J’étais devenu blasé, et donneur de leçons.
Je m’acoquinai donc avec un trio de survivants 80’s et en leur
compagnie, replongeai avec délectation dans l’univers de mon enfance dans une
aventure amplifiée de reprises méticuleusement piochées dans le spectre des
slim-héros : Judas Priest, Accept, Trust, UFO, Rainbow, Scorpions, Iron Maiden,
Uriah Heep, WASP : les santiags aux pieds, j’avais quitté les fûts pour le
chant et écumai les bars de bikers le micro à la main dans une catharsis
libératoire (et logiquement avinée).
Un nouveau
prophète me sortit de cette ornière à l’aube des années 2000 : leader
charismatique d’un groupe shoegaze en train de créer une hype locale, érudit au
possible et fan de Brian Eno, il me renvoya dans les cordes salvatrices de mon
ignorance, avec un rattrapage en bonne et due forme de toute la vague indie à
laquelle j’avais fait la nique : à mesure que l’époque me confrontait à
l’arrivée des Strokes, des Arctic Monkeys, des Rakes et autres Franz Ferdinand,
il me fit découvrir Oneida, Sonic Youth, Shellac, DeerHunter, les Liars et
(re)découvrir calmement les Beatles, My Bloody Valentine, David Bowie et le
Velvet Undeground tandis que je m’intéressai à nouveau à de nouvelles choses et
en recreusai certaines autres, de Morphine à Talk Talk et à Sixteen Horse Power
en passant par Ween et les Swans ou Godspeed You Black Emperor, jusqu’à cette
claque inopinée reçue en pleine poire un beau matin de juin 2012, au réveil d’une
soirée particulièrement arrosée, à souffler devant ma télé : un quintet
d’inconnus habillés de noir déboulant sur le plateau du Live de la Semaine de
Canal +. Ce fut ma dernière révélation, 12 ans en arrière : Mark Lanegan.
Pas un mois sans que ne revienne sur ma platine, depuis, un des albums solo de
ce gars-là.
Plus une seule
révolution émotionnelle de cette ampleur-là, non plus. Ce fut la dernière.
Je navigue désormais entre de régulières incursions dans l’Americana des 70’s (CSN&Y en tête), d’incontournables retours dans les discographies de Lou Reed, de Nick Cave et des Beatles, quelques incartades chez Jack Black, Lana Del Rey et David Eugene Edwards, ceci pour compenser la probable dernière prescription stylistique de cette longue quête musicale d’un Graal : celle de ma fille, et de ses propres enthousiasmes encore génialement totalitaires pour la « musique urbaine », dans laquelle je trouve parfois de nouveaux plaisirs fugaces à mesure que je m’efforce de m’intéresser à ses propres fulgurances.

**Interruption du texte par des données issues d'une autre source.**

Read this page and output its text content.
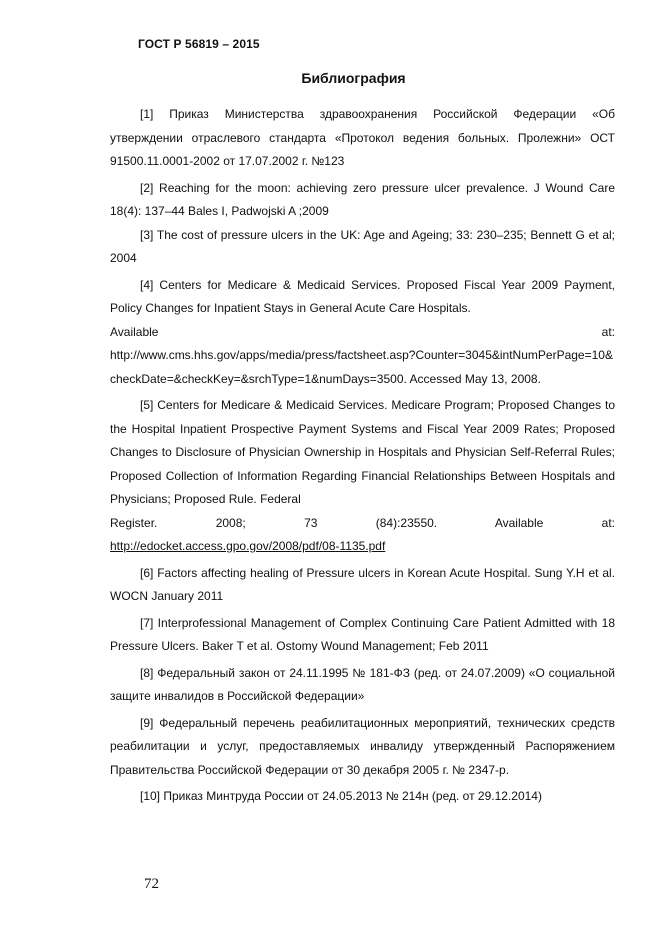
ГОСТ Р 56819 – 2015
Библиография

[1] Приказ Министерства здравоохранения Российской Федерации «Об утверждении отраслевого стандарта «Протокол ведения больных. Пролежни» ОСТ 91500.11.0001-2002 от 17.07.2002 г. №123

[2] Reaching for the moon: achieving zero pressure ulcer prevalence. J Wound Care 18(4): 137–44 Bales I, Padwojski A ;2009

[3] The cost of pressure ulcers in the UK: Age and Ageing; 33: 230–235; Bennett G et al; 2004

[4] Centers for Medicare & Medicaid Services. Proposed Fiscal Year 2009 Payment, Policy Changes for Inpatient Stays in General Acute Care Hospitals.
Available at:
http://www.cms.hhs.gov/apps/media/press/factsheet.asp?Counter=3045&intNumPerPage=10&checkDate=&checkKey=&srchType=1&numDays=3500. Accessed May 13, 2008.
[5] Centers for Medicare & Medicaid Services. Medicare Program; Proposed Changes to the Hospital Inpatient Prospective Payment Systems and Fiscal Year 2009 Rates; Proposed Changes to Disclosure of Physician Ownership in Hospitals and Physician Self-Referral Rules; Proposed Collection of Information Regarding Financial Relationships Between Hospitals and Physicians; Proposed Rule. Federal
Register. 2008; 73 (84):23550. Available at:
http://edocket.access.gpo.gov/2008/pdf/08-1135.pdf

[6] Factors affecting healing of Pressure ulcers in Korean Acute Hospital. Sung Y.H et al. WOCN January 2011

[7] Interprofessional Management of Complex Continuing Care Patient Admitted with 18 Pressure Ulcers. Baker T et al. Ostomy Wound Management; Feb 2011

[8] Федеральный закон от 24.11.1995 № 181-ФЗ (ред. от 24.07.2009) «О социальной защите инвалидов в Российской Федерации»

[9] Федеральный перечень реабилитационных мероприятий, технических средств реабилитации и услуг, предоставляемых инвалиду утвержденный Распоряжением Правительства Российской Федерации от 30 декабря 2005 г. № 2347-р.

[10] Приказ Минтруда России от 24.05.2013 № 214н (ред. от 29.12.2014)

72
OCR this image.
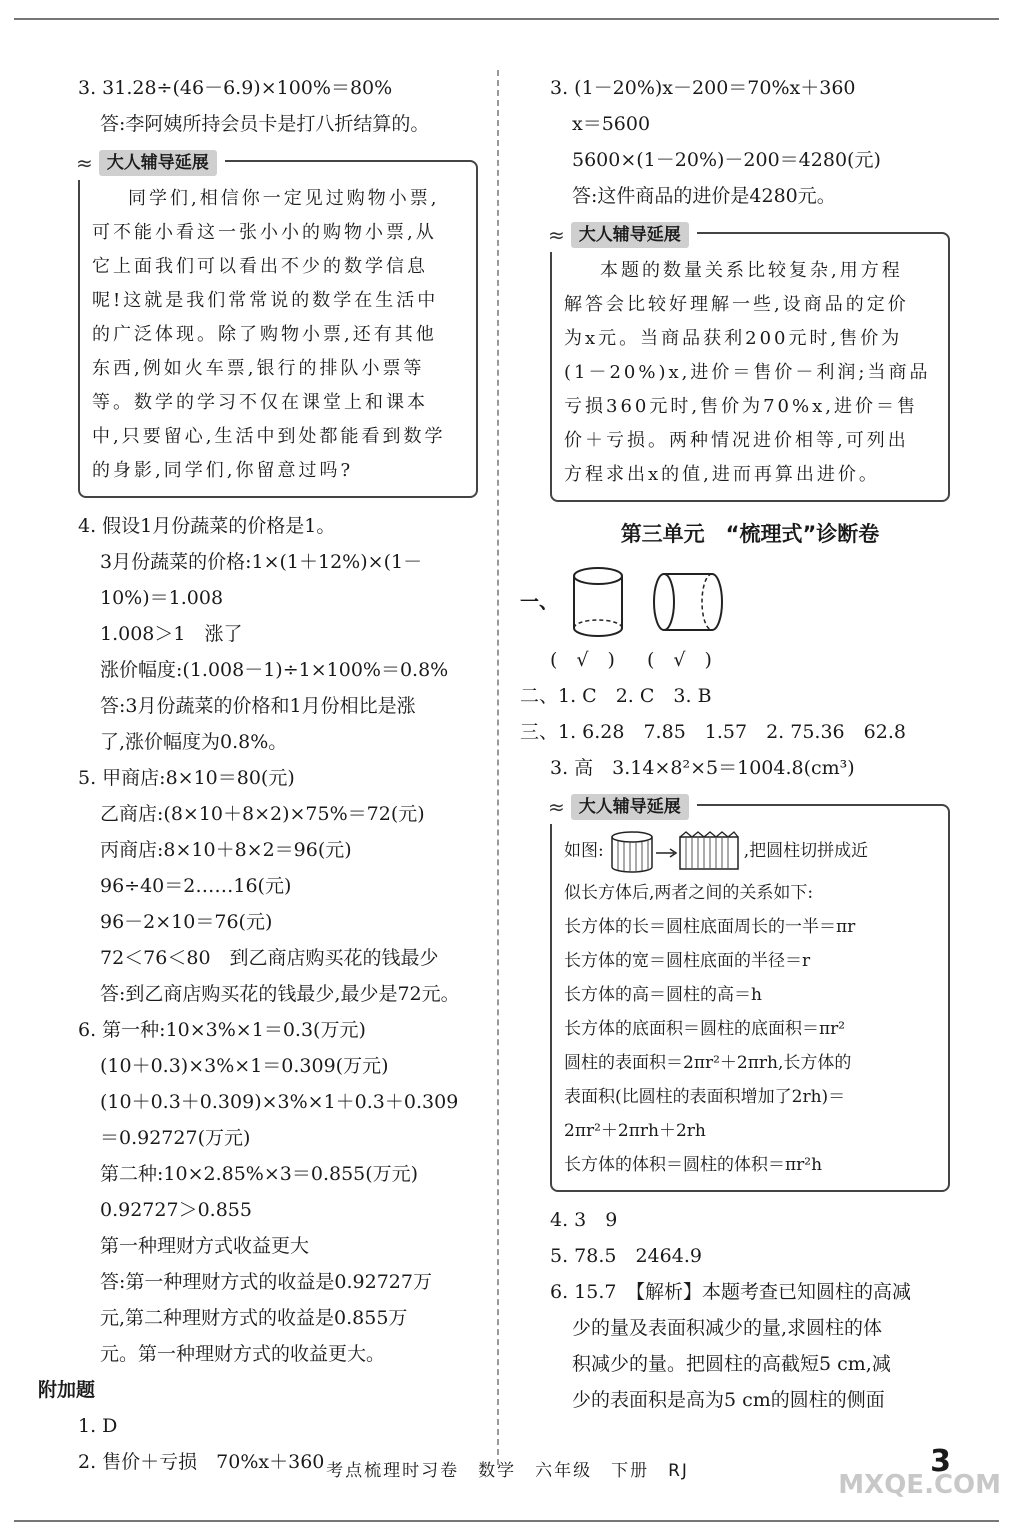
3. 31.28÷(46－6.9)×100%＝80%
答:李阿姨所持会员卡是打八折结算的。
≈ 大人辅导延展
同学们,相信你一定见过购物小票,
可不能小看这一张小小的购物小票,从
它上面我们可以看出不少的数学信息
呢!这就是我们常常说的数学在生活中
的广泛体现。除了购物小票,还有其他
东西,例如火车票,银行的排队小票等
等。数学的学习不仅在课堂上和课本
中,只要留心,生活中到处都能看到数学
的身影,同学们,你留意过吗?
4. 假设1月份蔬菜的价格是1。
3月份蔬菜的价格:1×(1＋12%)×(1－
10%)＝1.008
1.008＞1　涨了
涨价幅度:(1.008－1)÷1×100%＝0.8%
答:3月份蔬菜的价格和1月份相比是涨
了,涨价幅度为0.8%。
5. 甲商店:8×10＝80(元)
乙商店:(8×10＋8×2)×75%＝72(元)
丙商店:8×10＋8×2＝96(元)
96÷40＝2……16(元)
96－2×10＝76(元)
72＜76＜80　到乙商店购买花的钱最少
答:到乙商店购买花的钱最少,最少是72元。
6. 第一种:10×3%×1＝0.3(万元)
(10＋0.3)×3%×1＝0.309(万元)
(10＋0.3＋0.309)×3%×1＋0.3＋0.309
＝0.92727(万元)
第二种:10×2.85%×3＝0.855(万元)
0.92727＞0.855
第一种理财方式收益更大
答:第一种理财方式的收益是0.92727万
元,第二种理财方式的收益是0.855万
元。第一种理财方式的收益更大。
附加题
1. D
2. 售价＋亏损　70%x＋360
3. (1－20%)x－200＝70%x＋360
x＝5600
5600×(1－20%)－200＝4280(元)
答:这件商品的进价是4280元。
≈ 大人辅导延展
本题的数量关系比较复杂,用方程
解答会比较好理解一些,设商品的定价
为x元。当商品获利200元时,售价为
(1－20%)x,进价＝售价－利润;当商品
亏损360元时,售价为70%x,进价＝售
价＋亏损。两种情况进价相等,可列出
方程求出x的值,进而再算出进价。
第三单元　“梳理式”诊断卷
一、
(　√　) (　√　)
二、1. C　2. C　3. B
三、1. 6.28　7.85　1.57　2. 75.36　62.8
3. 高　3.14×8²×5＝1004.8(cm³)
≈ 大人辅导延展
如图:	,把圆柱切拼成近
似长方体后,两者之间的关系如下:
长方体的长＝圆柱底面周长的一半＝πr
长方体的宽＝圆柱底面的半径＝r
长方体的高＝圆柱的高＝h
长方体的底面积＝圆柱的底面积＝πr²
圆柱的表面积＝2πr²＋2πrh,长方体的
表面积(比圆柱的表面积增加了2rh)＝
2πr²＋2πrh＋2rh
长方体的体积＝圆柱的体积＝πr²h
4. 3　9
5. 78.5　2464.9
6. 15.7　【解析】本题考查已知圆柱的高减
少的量及表面积减少的量,求圆柱的体
积减少的量。把圆柱的高截短5 cm,减
少的表面积是高为5 cm的圆柱的侧面
考点梳理时习卷　数学　六年级　下册　RJ	3
MXQE.COM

Je ne pense plus, désormais, connaître d’autre illumination de l’ampleur de celles que j’ai connues : je pense que ma quête de « prescripteur/mentor » a pris fin, et que j’ai réuni autour de moi l’ensemble des œuvres qui constituent mon bonheur acoustique, où se sont glissées entretemps quelques œuvres de Debussy et de Chopin.
J’assiste
encore à quelques concerts avec plaisir, sans jamais plus ressentir de
déflagration massive physique. J’aime la musique dans son ensemble, sans parti
pris, mais ma famille est constituée. Son arbre généalogique, fort de près de
900 pièces, est à portée de ma main.
Je me sens
comblé, et serein, en regardant une époque qui génère des œuvres et des auteurs
avec une frénésie inégalée et une richesse déroutante, dans une facilité
d’accès, de diffusion et de partage inédite ; je la regarde reléguer
définitivement le rôle de « passeur » au passé, en pensant qu’il n’y
a plus de prescripteur ni de découvreur, et qu’il n’y a désormais plus rien à
transmettre que de l’Histoire.
Je me suis
régalé.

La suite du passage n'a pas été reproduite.